Even the most aggressive and ambitious compensation reform and efficiency packages were insufficient to meet the budget reductions called for in any of the scenarios, Carter said.
"The SCMR showed that cuts in combat power, force structure, readiness and investment will be necessary in all three of the budget scenarios," he said.
Second, the review found that, "a combination of carefully chosen efficiencies and compensation reforms combined with various carefully and strategically chosen alternative approaches to cuts in force structure, investment and readiness could achieve sequestration-level cuts over time," Carter said.
Crucially, though, "there's no strategically and managerially sound approach to budget cuts that can close the gap within the next few years," he said. The effects already have been felt this year, he said, though readiness stand-downs and furloughs of civilian employees.
"It takes time to downsize forces, to cut employees, to close bases, to reap savings from reforms," the deputy secretary said. "These strategic adjustments take time."
The third finding is that the president's proposed fiscal year 2014 budget would allow the department to implement the main tenets of the defense strategic guidance, Carter said. However, if full sequestration remains in effect, he said, the department would be forced to make "significant" changes to force structure and the nation's defense strategy.

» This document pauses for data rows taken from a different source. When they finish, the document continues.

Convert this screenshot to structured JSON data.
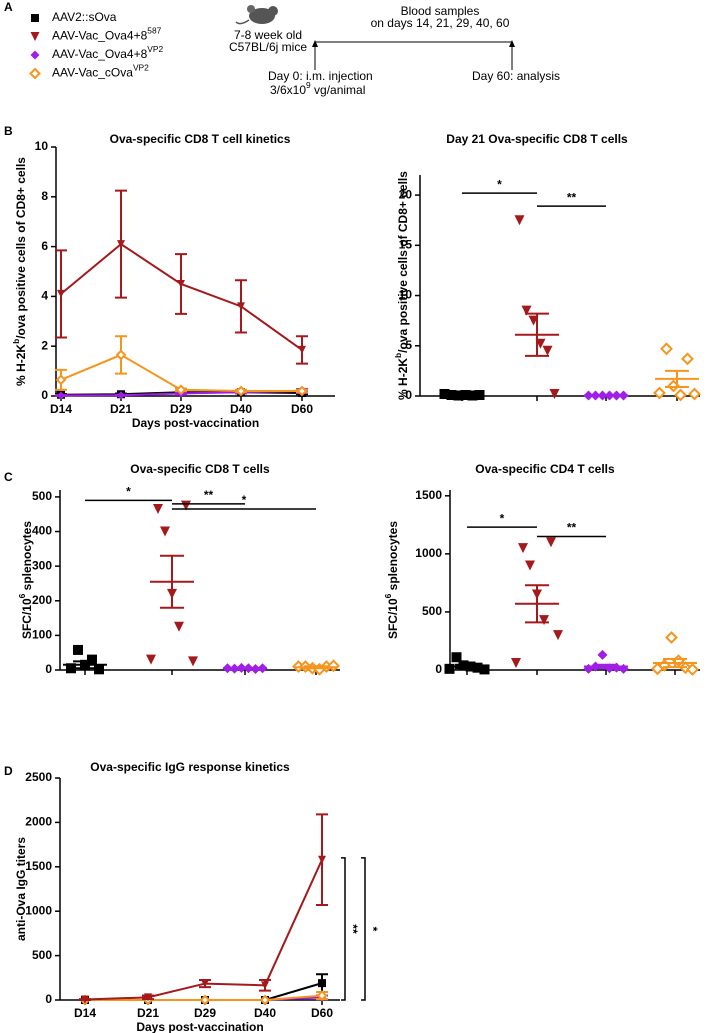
{
  "panel_labels": [
    "A",
    "B",
    "C",
    "D"
  ],
  "legend": [
    {
      "name": [
        "AAV2::sOva"
      ],
      "color": "#000000",
      "marker": "square"
    },
    {
      "name": [
        "AAV-Vac_Ova4+8",
        "587"
      ],
      "color": "#a3191c",
      "marker": "triangle-down"
    },
    {
      "name": [
        "AAV-Vac_Ova4+8",
        "VP2"
      ],
      "color": "#a01fe6",
      "marker": "diamond"
    },
    {
      "name": [
        "AAV-Vac_cOva",
        "VP2"
      ],
      "color": "#f7941d",
      "marker": "diamond-open"
    }
  ],
  "timeline": {
    "mice": [
      "7-8 week old",
      "C57BL/6j mice"
    ],
    "blood": [
      "Blood samples",
      "on days 14, 21, 29, 40, 60"
    ],
    "day0": "Day 0: i.m. injection",
    "dose": [
      "3/6x10",
      "9",
      " vg/animal"
    ],
    "day60": "Day 60: analysis"
  },
  "chart_data": [
    {
      "type": "line",
      "title": "Ova-specific CD8 T cell kinetics",
      "xlabel": "Days post-vaccination",
      "ylabel": [
        "% H-2K",
        "b",
        "/ova positive cells of CD8+ cells"
      ],
      "categories": [
        "D14",
        "D21",
        "D29",
        "D40",
        "D60"
      ],
      "ylim": [
        0,
        10
      ],
      "yticks": [
        0,
        2,
        4,
        6,
        8,
        10
      ],
      "series": [
        {
          "color": "#000000",
          "marker": "square",
          "values": [
            0.05,
            0.07,
            0.15,
            0.15,
            0.12
          ],
          "errors": [
            0.03,
            0.03,
            0.05,
            0.05,
            0.05
          ]
        },
        {
          "color": "#a01fe6",
          "marker": "diamond",
          "values": [
            0.02,
            0.03,
            0.1,
            0.15,
            0.2
          ],
          "errors": [
            0.02,
            0.02,
            0.05,
            0.05,
            0.08
          ]
        },
        {
          "color": "#f7941d",
          "marker": "diamond-open",
          "values": [
            0.65,
            1.65,
            0.25,
            0.2,
            0.2
          ],
          "errors": [
            0.4,
            0.75,
            0.05,
            0.05,
            0.05
          ]
        },
        {
          "color": "#a3191c",
          "marker": "triangle-down",
          "values": [
            4.1,
            6.1,
            4.5,
            3.6,
            1.85
          ],
          "errors": [
            1.75,
            2.15,
            1.2,
            1.05,
            0.55
          ]
        }
      ]
    },
    {
      "type": "dot",
      "title": "Day 21 Ova-specific CD8 T cells",
      "ylabel": [
        "% H-2K",
        "b",
        "/ova positive cells of CD8+ cells"
      ],
      "ylim": [
        0,
        22
      ],
      "yticks": [
        0,
        5,
        10,
        15,
        20
      ],
      "series": [
        {
          "color": "#000000",
          "marker": "square",
          "values": [
            0.2,
            0.1,
            0.05,
            0.1,
            0.05,
            0.1
          ],
          "mean": 0.1,
          "sem": 0.05
        },
        {
          "color": "#a3191c",
          "marker": "triangle-down",
          "values": [
            17.5,
            8.5,
            7.5,
            5.2,
            4.5,
            0.2
          ],
          "mean": 6.1,
          "sem": 2.1
        },
        {
          "color": "#a01fe6",
          "marker": "diamond",
          "values": [
            0.05,
            0.05,
            0.05,
            0.05,
            0.05,
            0.05
          ],
          "mean": 0.05,
          "sem": 0.01
        },
        {
          "color": "#f7941d",
          "marker": "diamond-open",
          "values": [
            0.3,
            4.7,
            1.0,
            0.1,
            3.7,
            0.2
          ],
          "mean": 1.7,
          "sem": 0.8
        }
      ],
      "comparisons": [
        {
          "label": "*",
          "groups": [
            0,
            1
          ],
          "y": 20.2
        },
        {
          "label": "**",
          "groups": [
            1,
            2
          ],
          "y": 18.9
        }
      ]
    },
    {
      "type": "dot",
      "title": "Ova-specific CD8 T cells",
      "ylabel": [
        "SFC/10",
        "6",
        " splenocytes"
      ],
      "ylim": [
        0,
        520
      ],
      "yticks": [
        0,
        100,
        200,
        300,
        400,
        500
      ],
      "series": [
        {
          "color": "#000000",
          "marker": "square",
          "values": [
            5,
            58,
            15,
            30,
            2
          ],
          "mean": 15,
          "sem": 10
        },
        {
          "color": "#a3191c",
          "marker": "triangle-down",
          "values": [
            30,
            465,
            400,
            220,
            125,
            475,
            25
          ],
          "mean": 255,
          "sem": 75
        },
        {
          "color": "#a01fe6",
          "marker": "diamond",
          "values": [
            5,
            4,
            6,
            5,
            3,
            5
          ],
          "mean": 5,
          "sem": 1
        },
        {
          "color": "#f7941d",
          "marker": "diamond-open",
          "values": [
            10,
            10,
            5,
            2,
            10,
            12
          ],
          "mean": 8,
          "sem": 3
        }
      ],
      "comparisons": [
        {
          "label": "*",
          "groups": [
            0,
            1
          ],
          "y": 490
        },
        {
          "label": "**",
          "groups": [
            1,
            2
          ],
          "y": 480
        },
        {
          "label": "*",
          "groups": [
            1,
            3
          ],
          "y": 465
        }
      ]
    },
    {
      "type": "dot",
      "title": "Ova-specific CD4 T cells",
      "ylabel": [
        "SFC/10",
        "6",
        " splenocytes"
      ],
      "ylim": [
        0,
        1550
      ],
      "yticks": [
        0,
        500,
        1000,
        1500
      ],
      "series": [
        {
          "color": "#000000",
          "marker": "square",
          "values": [
            10,
            110,
            40,
            30,
            20,
            5
          ],
          "mean": 30,
          "sem": 15
        },
        {
          "color": "#a3191c",
          "marker": "triangle-down",
          "values": [
            60,
            1050,
            900,
            650,
            430,
            1100,
            300
          ],
          "mean": 570,
          "sem": 160
        },
        {
          "color": "#a01fe6",
          "marker": "diamond",
          "values": [
            10,
            30,
            130,
            15,
            20,
            10
          ],
          "mean": 30,
          "sem": 15
        },
        {
          "color": "#f7941d",
          "marker": "diamond-open",
          "values": [
            10,
            40,
            280,
            80,
            20,
            5
          ],
          "mean": 60,
          "sem": 35
        }
      ],
      "comparisons": [
        {
          "label": "*",
          "groups": [
            0,
            1
          ],
          "y": 1230
        },
        {
          "label": "**",
          "groups": [
            1,
            2
          ],
          "y": 1150
        }
      ]
    },
    {
      "type": "line",
      "title": "Ova-specific IgG response kinetics",
      "xlabel": "Days post-vaccination",
      "ylabel": [
        "anti-Ova IgG titers"
      ],
      "categories": [
        "D14",
        "D21",
        "D29",
        "D40",
        "D60"
      ],
      "ylim": [
        0,
        2500
      ],
      "yticks": [
        0,
        500,
        1000,
        1500,
        2000,
        2500
      ],
      "series": [
        {
          "color": "#000000",
          "marker": "square",
          "values": [
            0,
            0,
            0,
            0,
            190
          ],
          "errors": [
            0,
            0,
            0,
            0,
            100
          ]
        },
        {
          "color": "#a01fe6",
          "marker": "diamond",
          "values": [
            0,
            0,
            0,
            0,
            30
          ],
          "errors": [
            0,
            0,
            0,
            0,
            20
          ]
        },
        {
          "color": "#f7941d",
          "marker": "diamond-open",
          "values": [
            0,
            0,
            0,
            0,
            50
          ],
          "errors": [
            0,
            0,
            0,
            0,
            40
          ]
        },
        {
          "color": "#a3191c",
          "marker": "triangle-down",
          "values": [
            5,
            30,
            185,
            165,
            1580
          ],
          "errors": [
            5,
            20,
            40,
            60,
            510
          ]
        }
      ],
      "brackets": [
        {
          "label": "**",
          "range": [
            1600,
            0
          ]
        },
        {
          "label": "*",
          "range": [
            1600,
            0
          ]
        }
      ]
    }
  ]
}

Force reductions would be necessary under the president's budget scenario, but they would be in areas that are essentially excess to the nation's strategic needs and incur only minimal risk, Carter said.
"In particular, for example, reducing the size of our ground and tactical air forces as we draw down from more than a decade of stability operations in Iraq and Afghanistan," he said.
Sequestration is showing the nation in an unflattering light, Carter said.
"Friends and potential enemies around the world are watching our behavior to be sure America will remain the world's strongest military power," he said. "But we're accepting unnecessary risk. It's embarrassing and unsafe to be in the situation we are in ... scrambling in this way."